Source: The Guardian
Author: Karen McVeigh
The UN-affiliated organisation that oversees deep-sea mining, a controversial new industry, has been accused of failings of transparency after an independent body responsible for reporting on negotiations was kicked out.
Scientists have warned that the damage to ecosystems from mining nickel, cobalt and other metals on the deep-seabed would be “dangerous”, “reckless” and “irreversible”. One estimate suggests that 90% of the deep-sea species that researchers encounter are new to science.
As opposition to deep-sea mining grows, the ISA is facing resistance over its rush to develop a roadmap to be adopted before 9 July 2023.
Germany and environmentalists also expressed concern over a lack of transparency by the ISA’s legal and technical commission (LTC), a body charged with developing standards and guidelines for the mining code, which meets behind closed doors.
Duncan Currie, an international lawyer with the Deep Sea Conservation Coalition, which is tracking the negotiations, said he was “very concerned” by the various failures of transparency.
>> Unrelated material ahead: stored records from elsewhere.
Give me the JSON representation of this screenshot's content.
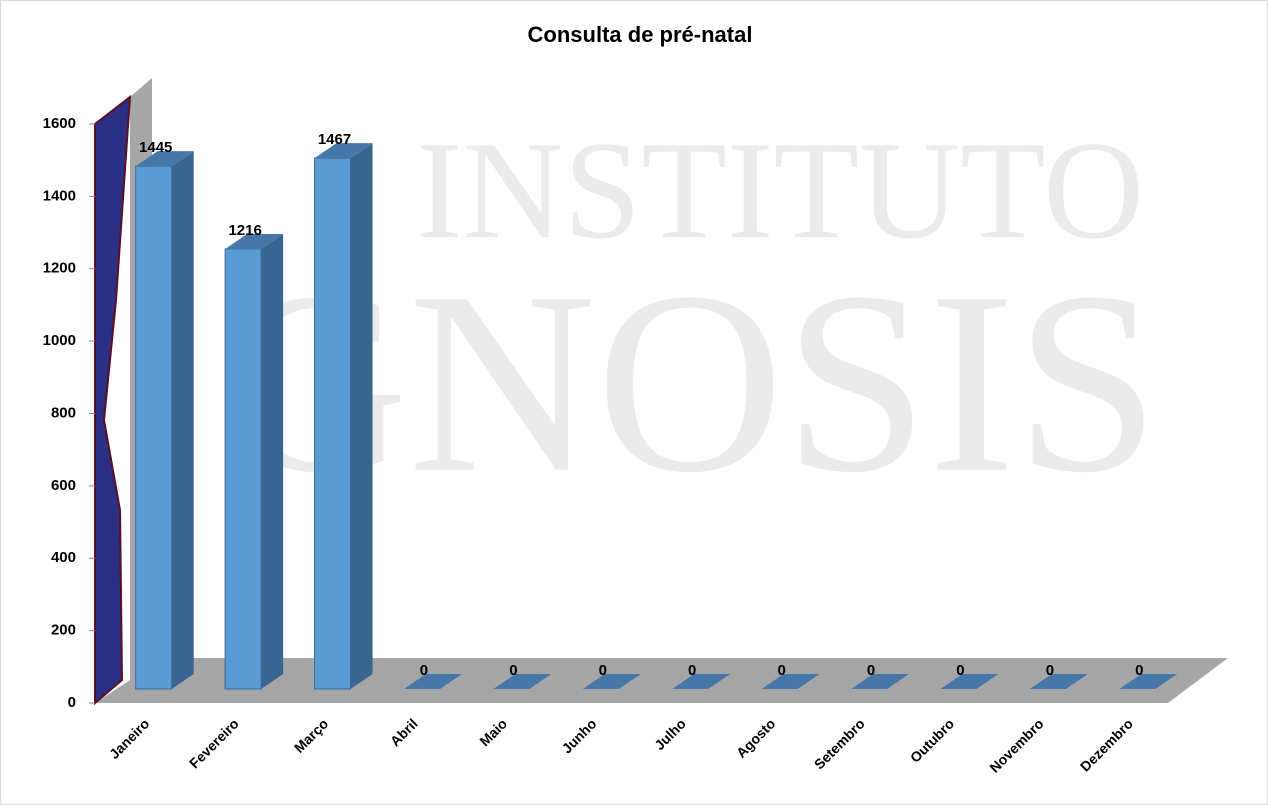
{
  "chart_data": {
    "type": "bar3d",
    "title": "Consulta de pré-natal",
    "watermark": [
      "INSTITUTO",
      "GNOSIS"
    ],
    "categories": [
      "Janeiro",
      "Fevereiro",
      "Março",
      "Abril",
      "Maio",
      "Junho",
      "Julho",
      "Agosto",
      "Setembro",
      "Outubro",
      "Novembro",
      "Dezembro"
    ],
    "values": [
      1445,
      1216,
      1467,
      0,
      0,
      0,
      0,
      0,
      0,
      0,
      0,
      0
    ],
    "color": "#5b9bd5",
    "ylim": [
      0,
      1600
    ],
    "yticks": [
      0,
      200,
      400,
      600,
      800,
      1000,
      1200,
      1400,
      1600
    ]
  }
}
Currie wants to see a moratorium on deep-sea mining, akin to that set up by the Antarctic protocol. “The whole area of deep-sea mining is a political, scientific and political minefield. There should be a moratorium put in place.”
Greenpeace, an observer at the talks, called for reform of the ISA’s secretariat, which it accused of bias towards allowing mining to take place, to the detriment of the environment.
“There are a herd of elephants in the room,” said Arlo Hemphill, an oceans campaigner for Greenpeace USA. “There’s not enough time to get it right, and there is not the science to get it right.”